Of his term as civil governor there is a general consensus that he was a positive successor of the previous politician in the position, as noted in the opinion piece "Dois Homens" (Two Men), M. da Costa Melo:
"...Moreira de Carvalho was a dignified successor to captain Silva Mendes. In his path in Work, Justice and Truth, he completed the work started and completed his own...[accomplishing]...a weighted pacification policy".
His functions as Civil Governor occurred during a period of great change in the administrative district, a period of great social tension and politics that resulted in Horta becoming a strategic point for the submarine cables and a port for international replenishment. This opinion that governor Moreira de Carvalho was a pacificator in a district that lived in a period of tension was reinforced by Dr. José Joaquim Gomes Belo, then rector of the Horta Lyceum, when he took up his post:
"...does not offset the assertion that for this peace [which you can enjoy here now] and who all play an active role, we must not fail to recognize that it was he your great worker. It was he who was able to bring together and give conscience to our desires and to live without hardships that overlapped the saturation and fatigue brought on by struggles woven of a lack of understanding, of injured vanities or malnourished pride."

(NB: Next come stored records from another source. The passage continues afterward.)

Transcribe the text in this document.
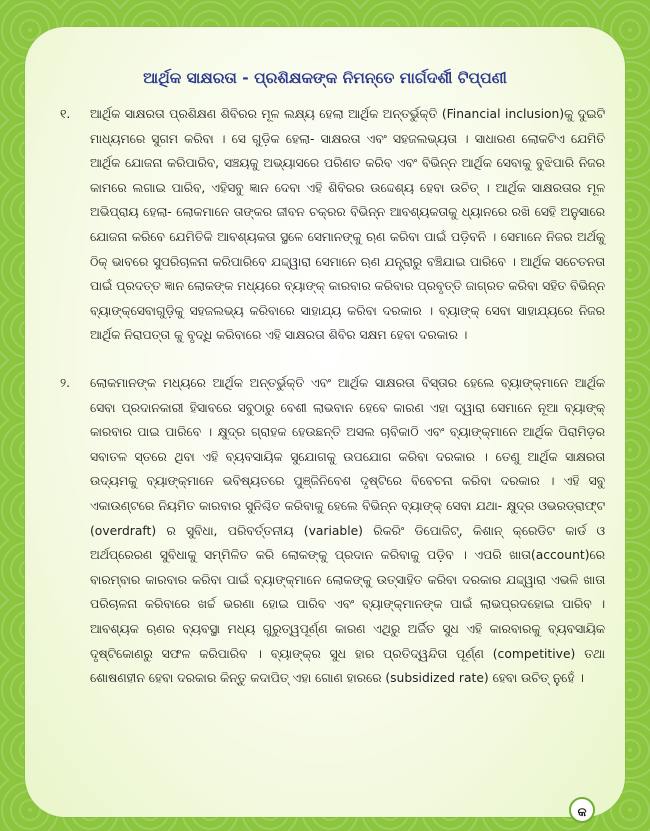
ଆର୍ଥିକ ସାକ୍ଷରତା - ପ୍ରଶିକ୍ଷକଙ୍କ ନିମନ୍ତେ ମାର୍ଗଦର୍ଶୀ ଟିପ୍ପଣୀ
୧.	ଆର୍ଥିକ ସାକ୍ଷରତା ପ୍ରଶିକ୍ଷଣ ଶିବିରର ମୂଳ ଲକ୍ଷ୍ୟ ହେଲା ଆର୍ଥିକ ଅନ୍ତର୍ଭୁକ୍ତି (Financial inclusion)କୁ ଦୁଇଟି ମାଧ୍ୟମରେ ସୁଗମ କରିବା । ସେ ଗୁଡ଼ିକ ହେଲା- ସାକ୍ଷରତା ଏବଂ ସହଜଲଭ୍ୟତା । ସାଧାରଣ ଲୋକଟିଏ ଯେମିତି ଆର୍ଥିକ ଯୋଜନା କରିପାରିବ, ସଞ୍ଚୟକୁ ଅଭ୍ୟାସରେ ପରିଣତ କରିବ ଏବଂ ବିଭିନ୍ନ ଆର୍ଥିକ ସେବାକୁ ବୁଝିପାରି ନିଜର କାମରେ ଲଗାଇ ପାରିବ, ଏହିସବୁ ଜ୍ଞାନ ଦେବା ଏହି ଶିବିରର ଉଦ୍ଦେଶ୍ୟ ହେବା ଉଚିତ୍ । ଆର୍ଥିକ ସାକ୍ଷରତାର ମୂଳ ଅଭିପ୍ରାୟ ହେଲା- ଲୋକମାନେ ତାଙ୍କର ଜୀବନ ଚକ୍ରର ବିଭିନ୍ନ ଆବଶ୍ୟକତାକୁ ଧ୍ୟାନରେ ରଖି ସେହି ଅନୁସାରେ ଯୋଜନା କରିବେ ଯେମିତିକି ଆବଶ୍ୟକତା ସ୍ଥଳେ ସେମାନଙ୍କୁ ଋଣ କରିବା ପାଇଁ ପଡ଼ିବନି । ସେମାନେ ନିଜର ଅର୍ଥକୁ ଠିକ୍ ଭାବରେ ସୁପରିଚାଳନା କରିପାରିବେ ଯଦ୍ଦ୍ୱାରା ସେମାନେ ଋଣ ଯନ୍ତ୍ରାରୁ ବଞ୍ଚିଯାଇ ପାରିବେ । ଆର୍ଥିକ ସଚେତନତା ପାଇଁ ପ୍ରଦତ୍ତ ଜ୍ଞାନ ଲୋକଙ୍କ ମଧ୍ୟରେ ବ୍ୟାଙ୍କ୍ କାରବାର କରିବାର ପ୍ରବୃତ୍ତି ଜାଗ୍ରତ କରିବା ସହିତ ବିଭିନ୍ନ ବ୍ୟାଙ୍କ୍‌ସେବାଗୁଡ଼ିକୁ ସହଜଲଭ୍ୟ କରିବାରେ ସାହାଯ୍ୟ କରିବା ଦରକାର । ବ୍ୟାଙ୍କ୍ ସେବା ସାହାଯ୍ୟରେ ନିଜର ଆର୍ଥିକ ନିରାପତ୍ତା କୁ ବୃଦ୍ଧି କରିବାରେ ଏହି ସାକ୍ଷରତା ଶିବିର ସକ୍ଷମ ହେବା ଦରକାର ।
୨.	ଲୋକମାନଙ୍କ ମଧ୍ୟରେ ଆର୍ଥିକ ଅନ୍ତର୍ଭୁକ୍ତି ଏବଂ ଆର୍ଥିକ ସାକ୍ଷରତା ବିସ୍ତାର ହେଲେ ବ୍ୟାଙ୍କ୍‌ମାନେ ଆର୍ଥିକ ସେବା ପ୍ରଦାନକାରୀ ହିସାବରେ ସବୁଠାରୁ ବେଶୀ ଲାଭବାନ ହେବେ କାରଣ ଏହା ଦ୍ୱାରା ସେମାନେ ନୂଆ ବ୍ୟାଙ୍କ୍ କାରବାର ପାଇ ପାରିବେ । କ୍ଷୁଦ୍ର ଗ୍ରାହକ ହେଉଛନ୍ତି ଅସଲ ଚାବିକାଠି ଏବଂ ବ୍ୟାଙ୍କ୍‌ମାନେ ଆର୍ଥିକ ପିରାମିଡ଼ର ସବାତଳ ସ୍ତରେ ଥିବା ଏହି ବ୍ୟବସାୟିକ ସୁଯୋଗକୁ ଉପଯୋଗ କରିବା ଦରକାର । ତେଣୁ ଆର୍ଥିକ ସାକ୍ଷରତା ଉଦ୍ୟମକୁ ବ୍ୟାଙ୍କ୍‌ମାନେ ଭବିଷ୍ୟତରେ ପୁଞ୍ଜିନିବେଶ ଦୃଷ୍ଟିରେ ବିବେଚନା କରିବା ଦରକାର । ଏହି ସବୁ ଏକାଉଣ୍ଟରେ ନିୟମିତ କାରବାର ସୁନିଶ୍ଚିତ କରିବାକୁ ହେଲେ ବିଭିନ୍ନ ବ୍ୟାଙ୍କ୍ ସେବା ଯଥା- କ୍ଷୁଦ୍ର ଓଭରଡ୍ରାଫ୍ଟ (overdraft) ର ସୁବିଧା, ପରିବର୍ତ୍ତନୀୟ (variable) ରିକରିଂ ଡିପୋଜିଟ୍, କିଶାନ୍ କ୍ରେଡିଟ କାର୍ଡ ଓ ଅର୍ଥପ୍ରେରଣ ସୁବିଧାକୁ ସମ୍ମିଳିତ କରି ଲୋକଙ୍କୁ ପ୍ରଦାନ କରିବାକୁ ପଡ଼ିବ । ଏପରି ଖାତା(account)ରେ ବାରମ୍ବାର କାରବାର କରିବା ପାଇଁ ବ୍ୟାଙ୍କ୍‌ମାନେ ଲୋକଙ୍କୁ ଉତ୍ସାହିତ କରିବା ଦରକାର ଯଦ୍ଦ୍ୱାରା ଏଭଳି ଖାତା ପରିଚାଳନା କରିବାରେ ଖର୍ଚ୍ଚ ଭରଣା ହୋଇ ପାରିବ ଏବଂ ବ୍ୟାଙ୍କ୍‌ମାନଙ୍କ ପାଇଁ ଲାଭପ୍ରଦହୋଇ ପାରିବ । ଆବଶ୍ୟକ ଋଣର ବ୍ୟବସ୍ଥା ମଧ୍ୟ ଗୁରୁତ୍ୱପୂର୍ଣ୍ଣ କାରଣ ଏଥିରୁ ଅର୍ଜିତ ସୁଧ ଏହି କାରବାରକୁ ବ୍ୟବସାୟିକ ଦୃଷ୍ଟିକୋଣରୁ ସଫଳ କରିପାରିବ । ବ୍ୟାଙ୍କ୍‌ର ସୁଧ ହାର ପ୍ରତିଦ୍ୱନ୍ଦିତା ପୂର୍ଣ୍ଣ (competitive) ତଥା ଶୋଷଣହୀନ ହେବା ଦରକାର କିନ୍ତୁ କଦାପିତ୍ ଏହା ଗୋଣ ହାରରେ (subsidized rate) ହେବା ଉଚିତ୍ ନୁହେଁ ।
କ
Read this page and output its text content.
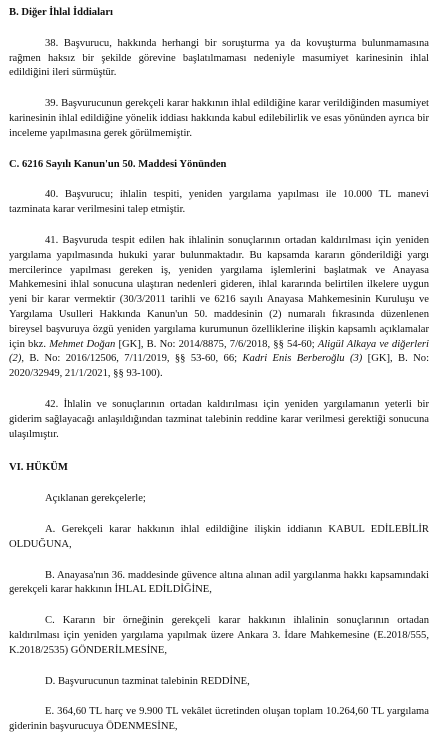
B. Diğer İhlal İddiaları

38. Başvurucu, hakkında herhangi bir soruşturma ya da kovuşturma bulunmamasına rağmen haksız bir şekilde görevine başlatılmaması nedeniyle masumiyet karinesinin ihlal edildiğini ileri sürmüştür.

39. Başvurucunun gerekçeli karar hakkının ihlal edildiğine karar verildiğinden masumiyet karinesinin ihlal edildiğine yönelik iddiası hakkında kabul edilebilirlik ve esas yönünden ayrıca bir inceleme yapılmasına gerek görülmemiştir.

C. 6216 Sayılı Kanun'un 50. Maddesi Yönünden

40. Başvurucu; ihlalin tespiti, yeniden yargılama yapılması ile 10.000 TL manevi tazminata karar verilmesini talep etmiştir.

41. Başvuruda tespit edilen hak ihlalinin sonuçlarının ortadan kaldırılması için yeniden yargılama yapılmasında hukuki yarar bulunmaktadır. Bu kapsamda kararın gönderildiği yargı mercilerince yapılması gereken iş, yeniden yargılama işlemlerini başlatmak ve Anayasa Mahkemesini ihlal sonucuna ulaştıran nedenleri gideren, ihlal kararında belirtilen ilkelere uygun yeni bir karar vermektir (30/3/2011 tarihli ve 6216 sayılı Anayasa Mahkemesinin Kuruluşu ve Yargılama Usulleri Hakkında Kanun'un 50. maddesinin (2) numaralı fıkrasında düzenlenen bireysel başvuruya özgü yeniden yargılama kurumunun özelliklerine ilişkin kapsamlı açıklamalar için bkz. Mehmet Doğan [GK], B. No: 2014/8875, 7/6/2018, §§ 54-60; Aligül Alkaya ve diğerleri (2), B. No: 2016/12506, 7/11/2019, §§ 53-60, 66; Kadri Enis Berberoğlu (3) [GK], B. No: 2020/32949, 21/1/2021, §§ 93-100).

42. İhlalin ve sonuçlarının ortadan kaldırılması için yeniden yargılamanın yeterli bir giderim sağlayacağı anlaşıldığından tazminat talebinin reddine karar verilmesi gerektiği sonucuna ulaşılmıştır.

VI. HÜKÜM

Açıklanan gerekçelerle;

A. Gerekçeli karar hakkının ihlal edildiğine ilişkin iddianın KABUL EDİLEBİLİR OLDUĞUNA,

B. Anayasa'nın 36. maddesinde güvence altına alınan adil yargılanma hakkı kapsamındaki gerekçeli karar hakkının İHLAL EDİLDİĞİNE,

C. Kararın bir örneğinin gerekçeli karar hakkının ihlalinin sonuçlarının ortadan kaldırılması için yeniden yargılama yapılmak üzere Ankara 3. İdare Mahkemesine (E.2018/555, K.2018/2535) GÖNDERİLMESİNE,

D. Başvurucunun tazminat talebinin REDDİNE,

E. 364,60 TL harç ve 9.900 TL vekâlet ücretinden oluşan toplam 10.264,60 TL yargılama giderinin başvurucuya ÖDENMESİNE,
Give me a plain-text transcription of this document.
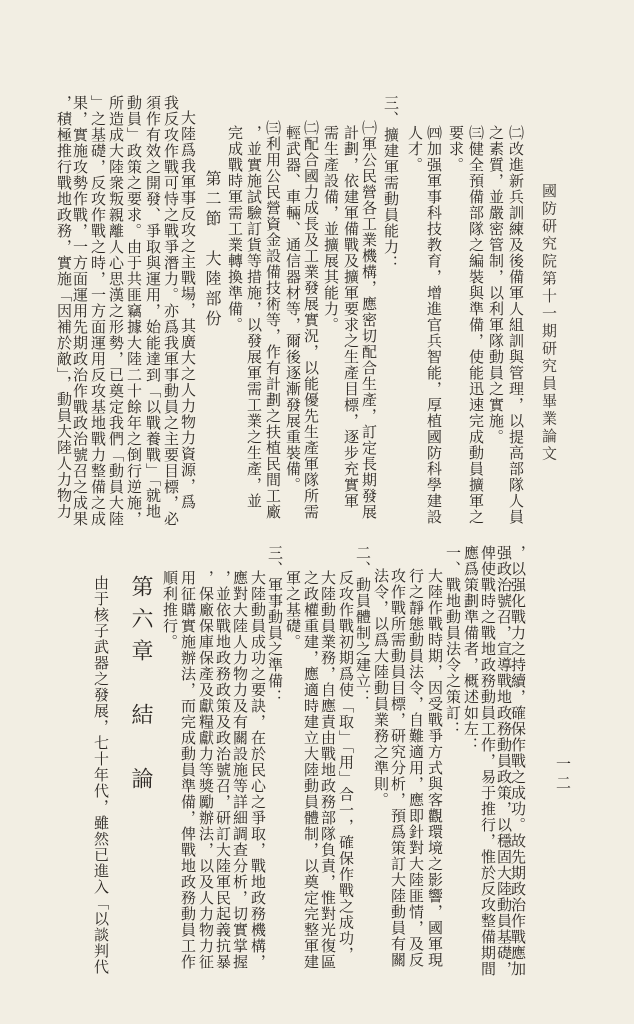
國防研究院第十一期研究員畢業論文
一二
㈡改進新兵訓練及後備軍人組訓與管理，以提高部隊人員
之素質，並嚴密管制，以利軍隊動員之實施。
㈢健全預備部隊之編裝與準備，使能迅速完成動員擴軍之
要求。
㈣加强軍事科技教育，增進官兵智能，厚植國防科學建設
人才。
三、擴建軍需動員能力：
㈠軍公民營各工業機構，應密切配合生產，訂定長期發展
計劃，依建軍備戰及擴軍要求之生產目標，逐步充實軍
需生產設備，並擴展其能力。
㈡配合國力成長及工業發展實況，以能優先生產軍隊所需
輕武器、車輛、通信器材等，爾後逐漸發展重裝備。
㈢利用公民營資金設備技術等，作有計劃之扶植民間工廠
，並實施試驗訂貨等措施，以發展軍需工業之生產，並
完成戰時軍需工業轉換準備。
第二節　大陸部份
大陸爲我軍事反攻之主戰場，其廣大之人力物力資源，爲
我反攻作戰可恃之戰爭潛力。亦爲我軍事動員之主要目標，必
須作有效之開發、爭取與運用，始能達到「以戰養戰」「就地
動員」政策之要求。由于共匪竊據大陸二十餘年之倒行逆施，
所造成大陸衆叛親離人心思漢之形勢，已奠定我們「動員大陸
」之基礎，反攻作戰之時，一方面運用反攻基地戰力整備之成
果，實施攻勢作戰，一方面運用先期政治作戰政治號召之成果
，積極推行戰地政務，實施「因補於敵」，動員大陸人力物力
，以强化戰力之持續，確保作戰之成功。故先期政治作戰應加
强政治號召，宣導戰地政務動員政策，以穩固大陸動員基礎，
俾使戰時之戰地政務動員工作，易于推行，惟於反攻整備期間
應爲策劃準備者，概述如左：
一、戰地動員法令之策訂：
大陸作戰時期，因受戰爭方式與客觀環境之影響，國軍現
行之靜態動員法令，自難適用，應即針對大陸匪情，及反
攻作戰所需動員目標，研究分析，預爲策訂大陸動員有關
法令，以爲大陸動員業務之準則。
二、動員體制之建立：
反攻作戰初期爲使「取」「用」合一，確保作戰之成功，
大陸動員業務，自應責由戰地政務部隊負責，惟對光復區
之政權重建，應適時建立大陸動員體制，以奠定完整軍建
軍之基礎。
三、軍事動員之準備：
大陸動員成功之要訣，在於民心之爭取，戰地政務機構，
應對大陸人力物力及有關設施等詳細調查分析，切實掌握
，並依戰地政務政策及政治號召，研訂大陸軍民起義抗暴
，保廠保庫保產及獻糧獻力等獎勵辦法，以及人力物力征
用征購實施辦法，而完成動員準備，俾戰地政務動員工作
順利推行。
第六章　結　論
由于核子武器之發展，七十年代，雖然已進入「以談判代
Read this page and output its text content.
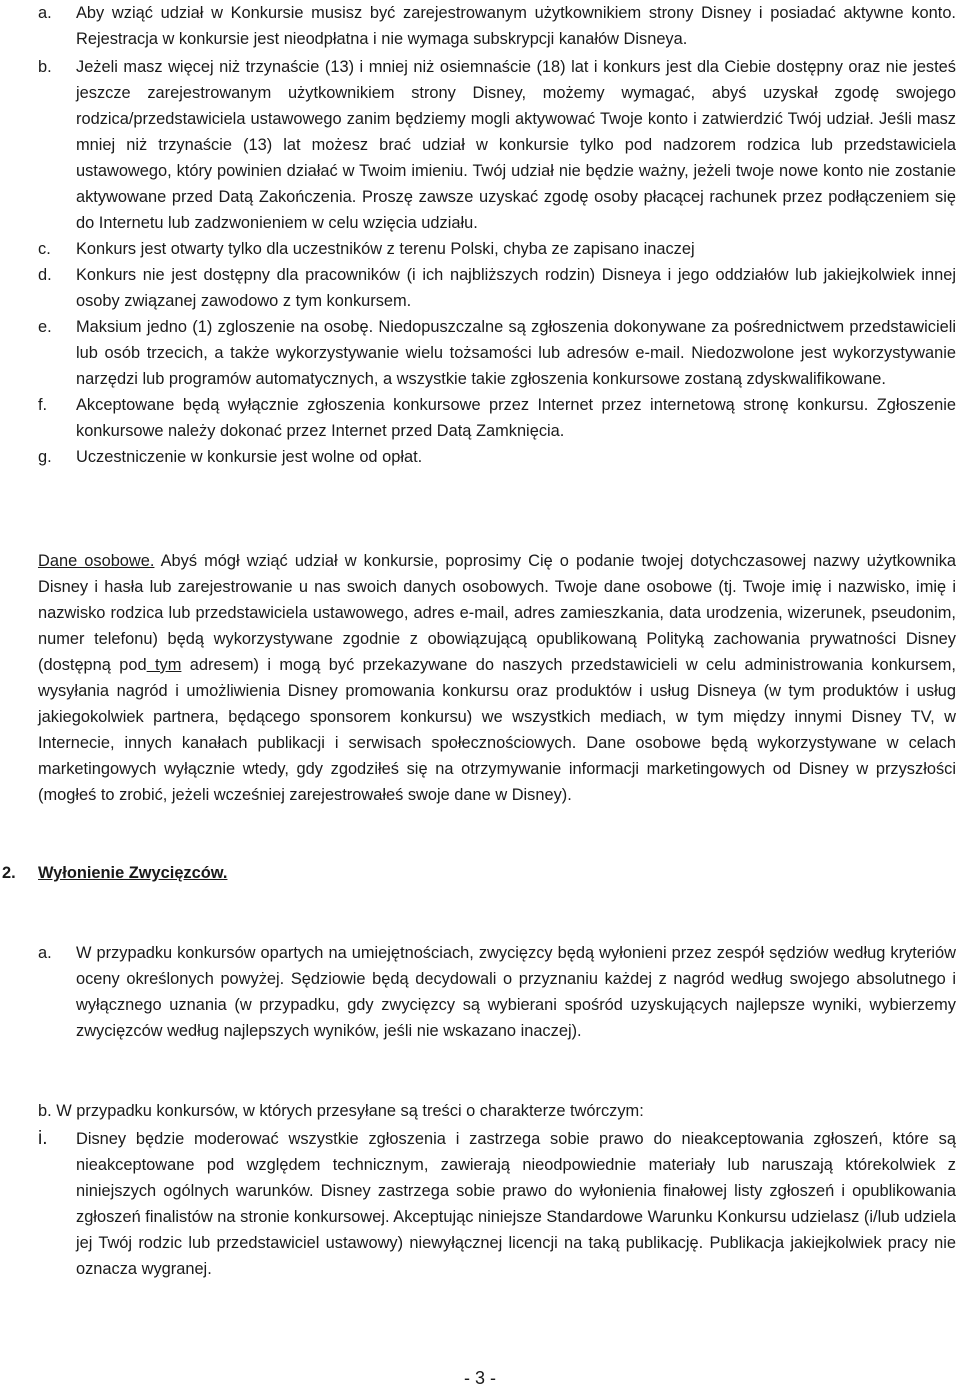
a.	Aby wziąć udział w Konkursie musisz być zarejestrowanym użytkownikiem strony Disney i posiadać aktywne konto. Rejestracja w konkursie jest nieodpłatna i nie wymaga subskrypcji kanałów Disneya.
b.	Jeżeli masz więcej niż trzynaście (13) i mniej niż osiemnaście (18) lat i konkurs jest dla Ciebie dostępny oraz nie jesteś jeszcze zarejestrowanym użytkownikiem strony Disney, możemy wymagać, abyś uzyskał zgodę swojego rodzica/przedstawiciela ustawowego zanim będziemy mogli aktywować Twoje konto i zatwierdzić Twój udział. Jeśli masz mniej niż trzynaście (13) lat możesz brać udział w konkursie tylko pod nadzorem rodzica lub przedstawiciela ustawowego, który powinien działać w Twoim imieniu. Twój udział nie będzie ważny, jeżeli twoje nowe konto nie zostanie aktywowane przed Datą Zakończenia. Proszę zawsze uzyskać zgodę osoby płacącej rachunek przez podłączeniem się do Internetu lub zadzwonieniem w celu wzięcia udziału.
c.	Konkurs jest otwarty tylko dla uczestników z terenu Polski, chyba ze zapisano inaczej
d.	Konkurs nie jest dostępny dla pracowników (i ich najbliższych rodzin) Disneya i jego oddziałów lub jakiejkolwiek innej osoby związanej zawodowo z tym konkursem.
e.	Maksium jedno (1) zgloszenie na osobę. Niedopuszczalne są zgłoszenia dokonywane za pośrednictwem przedstawicieli lub osób trzecich, a także wykorzystywanie wielu tożsamości lub adresów e-mail. Niedozwolone jest wykorzystywanie narzędzi lub programów automatycznych, a wszystkie takie zgłoszenia konkursowe zostaną zdyskwalifikowane.
f.	Akceptowane będą wyłącznie zgłoszenia konkursowe przez Internet przez internetową stronę konkursu. Zgłoszenie konkursowe należy dokonać przez Internet przed Datą Zamknięcia.
g.	Uczestniczenie w konkursie jest wolne od opłat.
Dane osobowe. Abyś mógł wziąć udział w konkursie, poprosimy Cię o podanie twojej dotychczasowej nazwy użytkownika Disney i hasła lub zarejestrowanie u nas swoich danych osobowych. Twoje dane osobowe (tj. Twoje imię i nazwisko, imię i nazwisko rodzica lub przedstawiciela ustawowego, adres e-mail, adres zamieszkania, data urodzenia, wizerunek, pseudonim, numer telefonu) będą wykorzystywane zgodnie z obowiązującą opublikowaną Polityką zachowania prywatności Disney (dostępną pod tym adresem) i mogą być przekazywane do naszych przedstawicieli w celu administrowania konkursem, wysyłania nagród i umożliwienia Disney promowania konkursu oraz produktów i usług Disneya (w tym produktów i usług jakiegokolwiek partnera, będącego sponsorem konkursu) we wszystkich mediach, w tym między innymi Disney TV, w Internecie, innych kanałach publikacji i serwisach społecznościowych. Dane osobowe będą wykorzystywane w celach marketingowych wyłącznie wtedy, gdy zgodziłeś się na otrzymywanie informacji marketingowych od Disney w przyszłości (mogłeś to zrobić, jeżeli wcześniej zarejestrowałeś swoje dane w Disney).
2.	Wyłonienie Zwycięzców.
a.	W przypadku konkursów opartych na umiejętnościach, zwycięzcy będą wyłonieni przez zespół sędziów według kryteriów oceny określonych powyżej. Sędziowie będą decydowali o przyznaniu każdej z nagród według swojego absolutnego i wyłącznego uznania (w przypadku, gdy zwycięzcy są wybierani spośród uzyskujących najlepsze wyniki, wybierzemy zwycięzców według najlepszych wyników, jeśli nie wskazano inaczej).
b. W przypadku konkursów, w których przesyłane są treści o charakterze twórczym:
i.	Disney będzie moderować wszystkie zgłoszenia i zastrzega sobie prawo do nieakceptowania zgłoszeń, które są nieakceptowane pod względem technicznym, zawierają nieodpowiednie materiały lub naruszają którekolwiek z niniejszych ogólnych warunków. Disney zastrzega sobie prawo do wyłonienia finałowej listy zgłoszeń i opublikowania zgłoszeń finalistów na stronie konkursowej. Akceptując niniejsze Standardowe Warunku Konkursu udzielasz (i/lub udziela jej Twój rodzic lub przedstawiciel ustawowy) niewyłącznej licencji na taką publikację. Publikacja jakiejkolwiek pracy nie oznacza wygranej.
- 3 -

As Gomes Belo put it, Carvalho' s three years in office were "three years of peace", and that they "require our gratitude", referring to the populace of the district. His term occurred following the outbreak of the Second World War, and Portuguese neutrality meant that Horta acted between Allies and Axis forces (and their forces regularly transited the waters or competed in anti-submarine tactics). At the same time, an influx of Portuguese troops on the islands meant that economic conditions worsened, driving a wedge between locals and continentals. He was able to maintain the peace and stability that allowed President Óscar Carmona to visit the district.

===Later life===
Shortly after the President's visit to the district, Moreira do Carvalho began to journey between Lisbon and Terceira due to ailments, which were respectively reported by the local newspapers. By 23 July 1942, he embarked on a Pan American flight with his family for Lisbon, "...searching for the best treatments for his failing health...": at the time of his absence was considered a permanent. He died in Lisbon shortly after (on 12 September 1942) from his continuing medical condition: he was only 48 years old. A year earlier, his administration named a group of residential homes alongside the public garden as Bairro Moreira de Carvalho, that then pertained to the Albergue de Mendicidade da Horta . Although constructed of wood, the small neighbourhood survived until the 20th century, and later became a reference in the local toponymy.

For his efforts to squelch the labour movement in Setúbal and capture of Spanish republican fugitives, he was awarded Knight in the Military Order of Avis (5 October 1929) and Grand-Official in the Military Order of Christ (19 November 1941).